检查方法:在 logs/ 目录找到对应任务日志,搜索 recharge-llm 关键字,查看 LLM 返回的原始 JSON/SRT 数据,确认时间戳是否与输入一致。
解决办法:修改提示词(recharge/recharge-llm.txt),在末尾明确加上:
严禁修改任何时间轴信息。保持输入 SRT 中的每条字幕起止时间绝对不变。只调整文本内容和行数,时间轴必须严格沿用输入值。
2. 软件内部对时间轴的后处理
即使边界在 LLM 断句阶段不变,后续阶段(如配音对齐、帧级别调整、视频慢速/音频加速、或合并过短字幕等操作)也可能主动修改时间轴。例如:
- 开启了“音频加速”或“视频慢速”,软件会强制拉长或缩短字幕时间以匹配配音;
- 开启了“移除字幕间静音”或“对齐字幕声音”,会调整相邻字幕的偏移;
- 设定了“最短语音持续毫秒”(如 1000ms),若某条新字幕时长太短,软件会将其合并到相邻字幕,导致时间轴变化。
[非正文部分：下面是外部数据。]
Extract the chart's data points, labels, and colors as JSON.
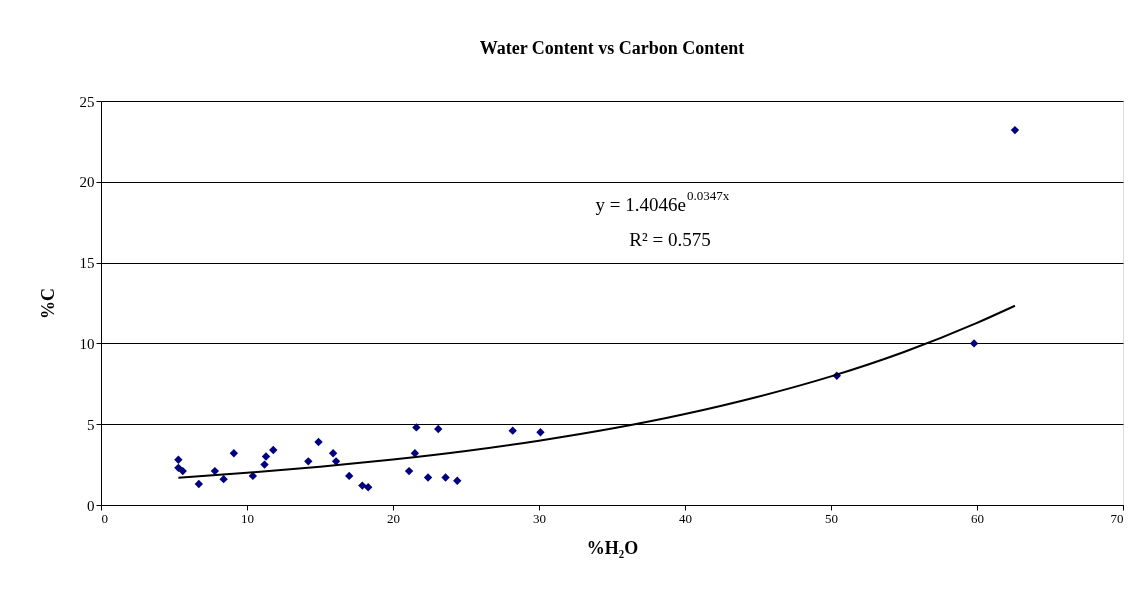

这些后处理与 LLM 断句本身无关,但会被用户误认为是断句导致的偏移。
排查方法:在单视频交互模式下处理一个视频,当 LLM 断句完成后(弹出字幕编辑窗口时),立即检查时间轴是否偏移。如果此时边界正确,则说明后续操作导致偏移;如果此时已偏移,则说明是 LLM 或软件分配阶段的问题。
总结
- 比例分配算法本身不会偏离边界,您的推论是对的。
- 偏移的根源:要么是 LLM 擅自改动了时间字段,要么是后续阶段(如配音、对齐、合并)干预了时间轴。
- 最稳妥的解决:关闭 LLM 重新断句,改用 VAD + “Whisper预分割音频” + 手动调整参数,或使用单视频交互模式手动校验时间轴。